Across sectors, HR leaders are hitting the same wall: vacancies stay open, skills move faster than job specs and the talent market feels permanently candidate-led. Traditional recruitment methods just aren’t keeping pace with how work is changing. And while the instinct might be to double down on hiring, more organisations are realising that the answer doesn’t always sit outside the business. 

The problem: roles are evolving faster than recruitment can keep up. 


Not that long ago, workforce planning meant forecasting headcount and writing a few job descriptions. Today, that approach feels optimistic. 
Technology, automation, and AI are reshaping roles at speed. Skills that were essential three years ago may already be outdated, while new ones are emerging faster than recruiters can supply them. The result is persistent vacancies in critical roles, longer time-to-hire and teams stretched thin while positions remain unfilled. 

The skills gap isn’t coming – it is already here

One of the biggest frustrations HR teams share is hiring great people who don’t quite have the skills the business now needs. This isn’t about motivation. It’s structural. 

As tools, systems and ways of working change, skills have a shorter shelf life. Digital capability, data confidence, leadership and adaptability are no longer optional. They’re essential.

 

The shift: from buying talent to building it

More employers are asking a smarter question: who do we already have and what could they become? Instead of relying solely on external hires, organisations are developing internal mobility pathways, investing in upskilling and reskilling, using apprenticeships to grow capability, and moving towards skills-based hiring rather than job-title shopping. 

Why internal development is winning

When organisations invest in the people they already have, retention improves, productivity increases, hiring costs reduce and succession planning becomes real rather than theoretical. There’s also a cultural bonus. Employees who see clear development routes are more engaged, more confident and more likely to step into future leadership roles. Apprenticeships: not just for entry-level anymore Apprenticeships are increasingly being used to reskill existing employees, build leadership capability, support career progression and create structured, funded development pathways. 
 
For workforce planning, that’s powerful. It allows organisations to grow skills in line with future demand instead of scrambling for them later. 

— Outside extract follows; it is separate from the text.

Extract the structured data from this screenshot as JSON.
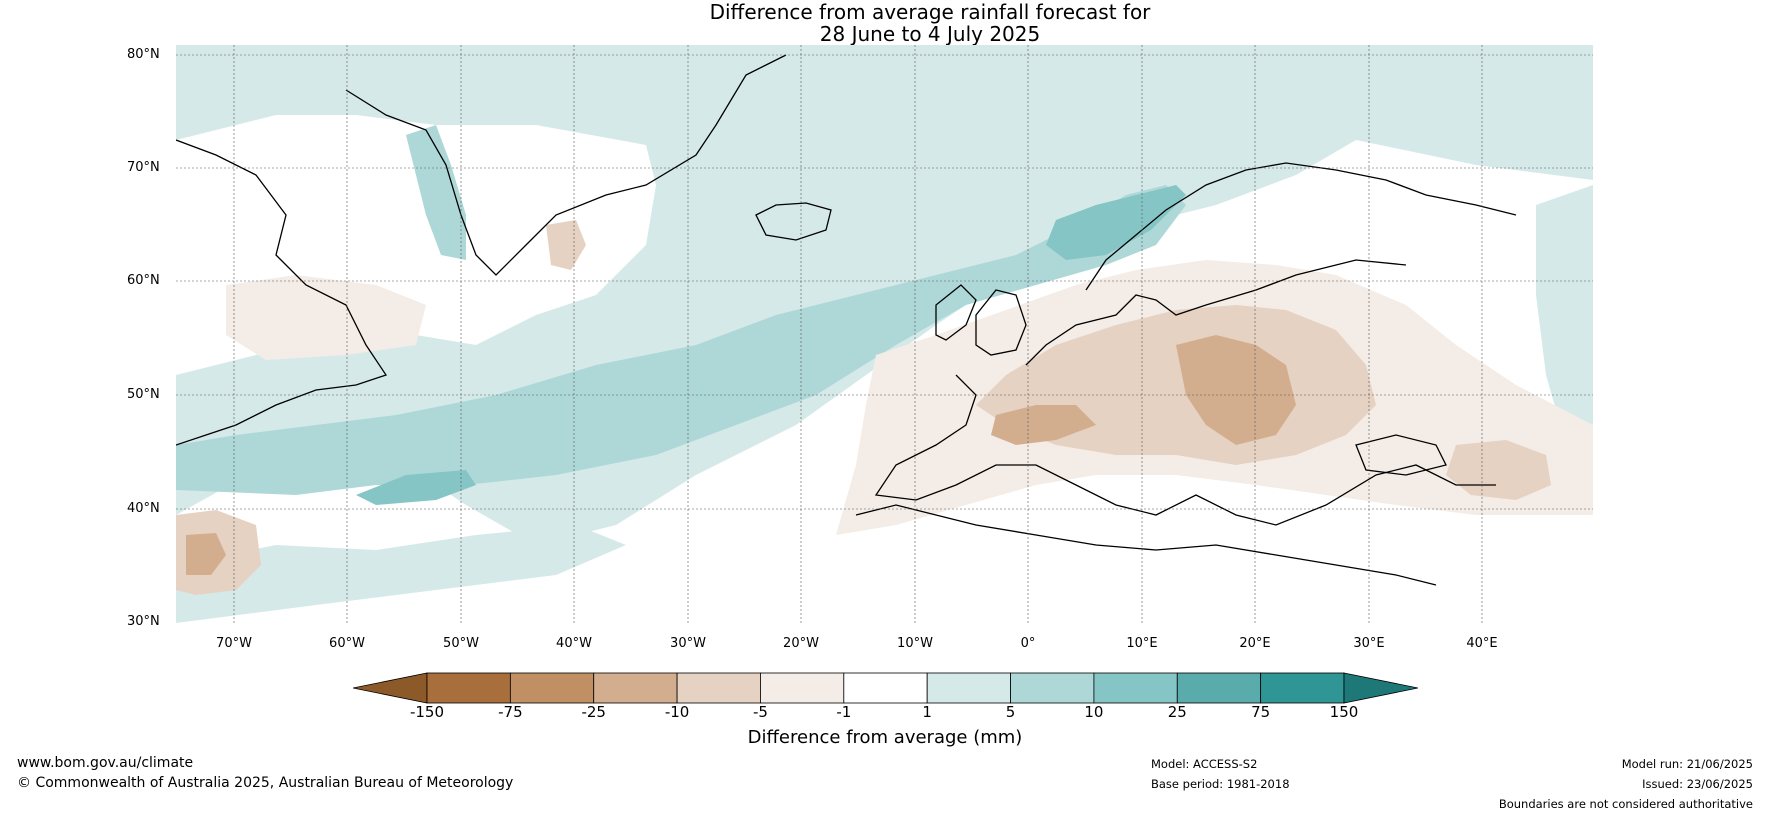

What good workforce planning looks like now 


Effective workforce planning today is about agility. Planning around skills rather than static roles, aligning learning with business priorities. This also means creating internal pathways and using development as a retention tool. 

Final thought 


Talent shortages aren’t going away. But organisations that rely solely on external hiring will feel the pressure most. 
 
Those that succeed will be the ones that spot potential early, invest consistently and plan their workforce with development in mind. 
 
Because in a fast-moving world of work, the strongest organisations aren’t the ones that hire the fastest - they’re the ones that grow the smartest.